The death of innovation
What’s the problem?
Innovation is a good thing, right?
Usually true, but in insurance there’s a large cadre of people who take pride in their inertia. For this reason, in the past decade, there was not much real innovation in insurance. Whilst there has been more in recent years, very few of the big insurers are coming to the party. The UK is one of the more advanced marketplaces in the world, and it’s still pretty backwards by the standards of other industries (e.g. marketing, fashion, even banking is ahead of us). Why is that?
Lack of investment? No – there are billions being pumped into Insurtechs around the world.
Lack of ideas? No – there are huge communities of tech entrepreneurs like the InsurtechUK which foster innovation with great people and great ideas.
The real problem
If you ask anyone involved with insurance which are the slowest dinosaurs in the jungle the answer is: insurers. Even getting an agency (a standard contract to distribute an insurer’s products) takes months. Try to ask them to work with new technology as you’d better be prepared for a long old slog.
So there are lots of insurtech innovators out there, with great tech, great ideas, loads of funding… but nothing to sell!
The big insurers have a monopoly that is perpetuated by the big software houses. Try to set up a new insurer? That takes even longer than it does to set up a new brokerage – you’re talking about years to get approved by the FSA. What tech startup wants to spend years just getting regulated to get going?
What’s the result?
There are a small handful of large insurers, and they only work with a small handful of large software companies. Both have dated technology that prohibits innovation either from the inside or from the outside.
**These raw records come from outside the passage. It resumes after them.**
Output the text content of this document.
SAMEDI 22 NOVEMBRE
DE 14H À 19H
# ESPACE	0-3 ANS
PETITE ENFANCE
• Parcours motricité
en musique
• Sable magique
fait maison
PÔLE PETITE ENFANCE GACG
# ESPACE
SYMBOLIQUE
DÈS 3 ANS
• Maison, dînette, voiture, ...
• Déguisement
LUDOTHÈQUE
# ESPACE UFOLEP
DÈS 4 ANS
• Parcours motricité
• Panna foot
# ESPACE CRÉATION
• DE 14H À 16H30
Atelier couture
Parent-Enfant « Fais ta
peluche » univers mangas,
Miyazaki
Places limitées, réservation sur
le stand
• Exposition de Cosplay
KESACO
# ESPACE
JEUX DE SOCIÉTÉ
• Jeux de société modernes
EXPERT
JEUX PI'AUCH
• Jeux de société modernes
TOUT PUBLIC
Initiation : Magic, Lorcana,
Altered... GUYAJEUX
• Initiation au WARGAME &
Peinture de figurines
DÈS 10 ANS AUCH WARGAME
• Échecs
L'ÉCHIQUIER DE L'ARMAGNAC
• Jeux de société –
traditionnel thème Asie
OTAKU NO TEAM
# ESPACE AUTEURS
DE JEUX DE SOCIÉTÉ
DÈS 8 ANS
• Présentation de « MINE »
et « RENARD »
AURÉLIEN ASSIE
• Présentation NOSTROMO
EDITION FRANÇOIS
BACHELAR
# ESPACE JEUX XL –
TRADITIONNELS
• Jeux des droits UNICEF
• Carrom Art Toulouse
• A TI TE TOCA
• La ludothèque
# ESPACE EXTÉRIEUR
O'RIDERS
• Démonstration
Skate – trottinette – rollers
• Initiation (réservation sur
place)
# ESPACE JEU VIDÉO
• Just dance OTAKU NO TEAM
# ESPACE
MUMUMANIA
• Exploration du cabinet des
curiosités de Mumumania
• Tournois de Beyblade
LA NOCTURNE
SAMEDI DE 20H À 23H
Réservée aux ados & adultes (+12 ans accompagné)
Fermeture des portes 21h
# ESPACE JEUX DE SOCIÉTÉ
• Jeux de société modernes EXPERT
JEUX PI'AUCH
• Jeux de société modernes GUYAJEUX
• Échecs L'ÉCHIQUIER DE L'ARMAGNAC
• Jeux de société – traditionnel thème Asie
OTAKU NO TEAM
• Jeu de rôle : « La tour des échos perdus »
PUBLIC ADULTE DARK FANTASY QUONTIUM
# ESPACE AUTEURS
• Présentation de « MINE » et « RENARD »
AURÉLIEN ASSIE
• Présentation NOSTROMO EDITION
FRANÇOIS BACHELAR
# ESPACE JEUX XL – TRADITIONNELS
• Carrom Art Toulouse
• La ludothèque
I spoke with one top-10 insurer last month who admitted they wouldn’t know how to integrate a new software house because they hadn’t done it for over 15 years and there was no one left who remembered! It’s not an isolated example.
What about IHP?
IHP (Insurer Hosted Pricing) was supposed to offer the insurers products to the wider market with nice interfaces that didn’t require an enormous amount of technical support or oversight from the insurer. Well, that didn’t work (see also my other blog on why).
What is the solution?
There are two ways this could go:
- Insurers could rebuild the APIs (interfaces) of their IHP solutions to make them easily accessible to all insurtechs. This would create amazing distribution possibilities for their products and foster collaboration and innovation and competition.
- A new (much bigger and scarier) breed of insurers could emerge from the likes of Amazon, Google, or large VCs. They will have distribution, technological superiority, and won’t have read the rulebook of ‘we don’t work with new companies’.
There are high barriers to entry in insurance but our current stock of insurers cannot continue to stifle innovation and hope the world doesn’t notice. Time is running out.